The fossilised skull of an ancient, extinct dolphin has been discovered in a river that runs through Charleston, South Carolina.
And the new species, a dwarf dolphin that lived 28-30 million years ago, looks very weird.
The dolphin’s scientific name, Inermorostrum xenops, means “defenceless snout” – which refers rather cruelly to the fact that this dolphin had no teeth.
As well as being toothless the dolphin would only grow to around four feet, smaller than its closest relatives, and smaller than modern bottlenose dolphins which are usually between seven and 12 feet in length.
The discovery has implications for what’s currently believed about the evolution of whales and dolphins.
“The discovery of a suction-feeding whale this early in their evolution is forcing us to revise what we know about how quickly new forms appeared, and what may have been driving early whale evolution,” Canadian Museum of Nature palaeontologist Danielle Fraser said.
“Increased ocean productivity may have been one important factor.”

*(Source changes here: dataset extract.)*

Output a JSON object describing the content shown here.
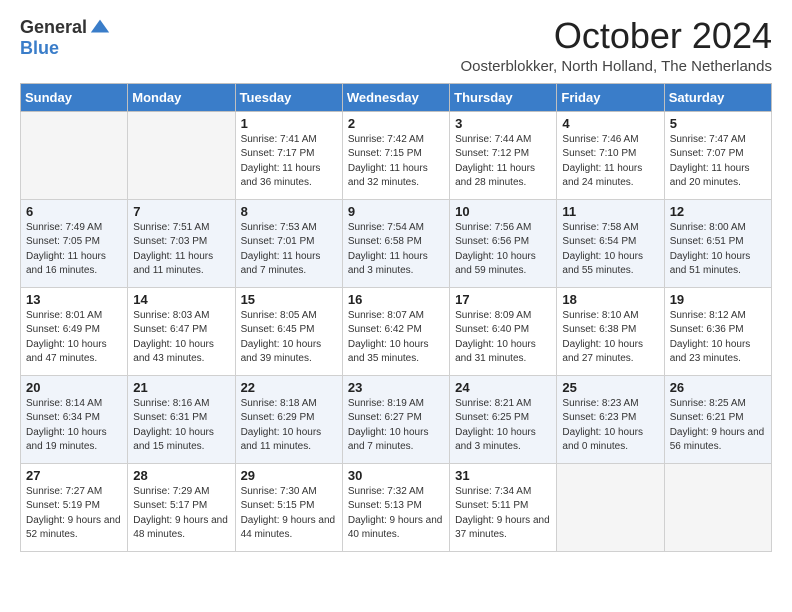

Robert Boessenecker, lead author of the study that was published in the journal Proceedings of the Royal Society B, said that Inermorostrum xenops is the earliest known species of suction feeder – a species that vacuums up their prey.
The animal would have had a diet similar to that of a walrus, the researchers said, sucking up fish, squid and other soft-bodied invertebrates from around the sea floor. It’s believed that the extinct dolphin may even have had whiskers.
Boessenecker said this discovery shows it only took four million years to evolve a toothless, suction-feeding specialist from primitive tooth whales.
“We also found that short snouts and long snouts have both evolved numerous times on different parts of the evolutionary tree – and that modern dolphins like the bottlenose dolphin, which have a snout twice as long as it is wide, represent the optimum length as it permits both fish catching and suction feeding,” he said.